When building against MODED 4, the default for map_on_demand switches from 0 to 256.  This is breaking MLX5-based cards which make use of the FastReg support in ko2iblnd.  There are three problems with FastReg which need to be fixed:

  1. In kiblnd_fmr_pool_map() when using elements from the fpo_pool_list, if the list runs out, the current code is setting rc to -EBUSY when it should be -EAGAIN.  EAGAIN triggers the pool to be made bigger.  EBUSY just fails the transfer and connection (not what we want).
  2. Even after I fix the setting of rc in number 1, bringing down the network via "lctl network down" trips this assert: 
    [ 1172.255552] LNetError: 10176:0:(o2iblnd.c:1421:kiblnd_destroy_fmr_pool()) ASSERTION( fpo->fpo_map_count == 0 ) failed: 
  1. Every time the pool size is increased, I keep seeing this annoying log (with neterror on): 
    May  9 00:22:26 trevis-407 kernel: LNet: Using FastReg for registration

The first 2 items are blockers and must be fixed ASAP.  The 3rd might as well be addressed at the same time.

 



 Comments   
Comment by Doug Oucharek (Inactive) [ 09/May/17 ]

The main problem, it turns out, is that the unmap routine is never being called for FastReg.  As such, we have to keep growing the pool and assert when trying to shut down networking (because pool items are leaking).

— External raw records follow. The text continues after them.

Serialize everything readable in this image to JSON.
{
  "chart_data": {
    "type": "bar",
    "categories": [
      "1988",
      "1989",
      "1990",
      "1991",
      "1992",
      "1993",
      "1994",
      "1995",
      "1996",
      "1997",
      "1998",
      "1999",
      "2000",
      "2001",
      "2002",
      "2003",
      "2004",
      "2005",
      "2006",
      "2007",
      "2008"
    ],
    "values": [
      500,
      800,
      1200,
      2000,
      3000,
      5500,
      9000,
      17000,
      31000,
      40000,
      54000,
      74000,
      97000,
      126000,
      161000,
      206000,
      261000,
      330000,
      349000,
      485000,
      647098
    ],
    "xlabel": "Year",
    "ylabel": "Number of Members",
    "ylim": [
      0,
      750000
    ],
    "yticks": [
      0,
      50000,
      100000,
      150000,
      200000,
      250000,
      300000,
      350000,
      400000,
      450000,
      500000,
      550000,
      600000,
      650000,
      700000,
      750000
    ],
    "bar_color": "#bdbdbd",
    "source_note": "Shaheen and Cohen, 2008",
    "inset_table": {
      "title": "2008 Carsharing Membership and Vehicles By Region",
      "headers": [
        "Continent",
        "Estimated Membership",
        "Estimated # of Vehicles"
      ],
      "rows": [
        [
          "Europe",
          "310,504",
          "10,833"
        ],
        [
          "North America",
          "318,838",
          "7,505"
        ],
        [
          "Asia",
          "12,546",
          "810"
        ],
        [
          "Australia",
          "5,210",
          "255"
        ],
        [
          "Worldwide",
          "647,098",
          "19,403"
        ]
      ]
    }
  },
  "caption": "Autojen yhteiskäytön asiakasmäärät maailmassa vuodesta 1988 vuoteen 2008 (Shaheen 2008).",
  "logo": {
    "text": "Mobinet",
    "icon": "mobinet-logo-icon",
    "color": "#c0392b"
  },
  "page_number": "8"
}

Comment by James A Simmons [ 09/May/17 ]

Thanks for finding this.

Comment by Gerrit Updater [ 09/May/17 ]

Doug Oucharek (doug.s.oucharek@intel.com) uploaded a new patch: https://review.whamcloud.com/27015
Subject: LU-9472 lnd: Fix FastReg map/unmap for MLX5
Project: fs/lustre-release
Branch: master
Current Patch Set: 1
Commit: a6a1d45a72360b5cc7e9e3a65c7456fa62c19192

Comment by Alexey Lyashkov [ 15/May/17 ]

Tested fix and it work for me.

Comment by Gerrit Updater [ 20/May/17 ]

Oleg Drokin (oleg.drokin@intel.com) merged in patch https://review.whamcloud.com/27015/
Subject: LU-9472 lnd: Fix FastReg map/unmap for MLX5
Project: fs/lustre-release
Branch: master
Current Patch Set:
Commit: b436c75d9488222190de8b30f56d720f8ec63d6f

Comment by Peter Jones [ 20/May/17 ]

Landed for 2.10

Comment by Doug Oucharek (Inactive) [ 17/Aug/17 ]

Has this been pushed upstream yet?

Comment by James A Simmons [ 17/Aug/17 ]

Not yet.

Generated at Sat Feb 10 02:26:29 UTC 2024 using Jira 9.4.14#940014-sha1:734e6822bbf0d45eff9af51f82432957f73aa32c.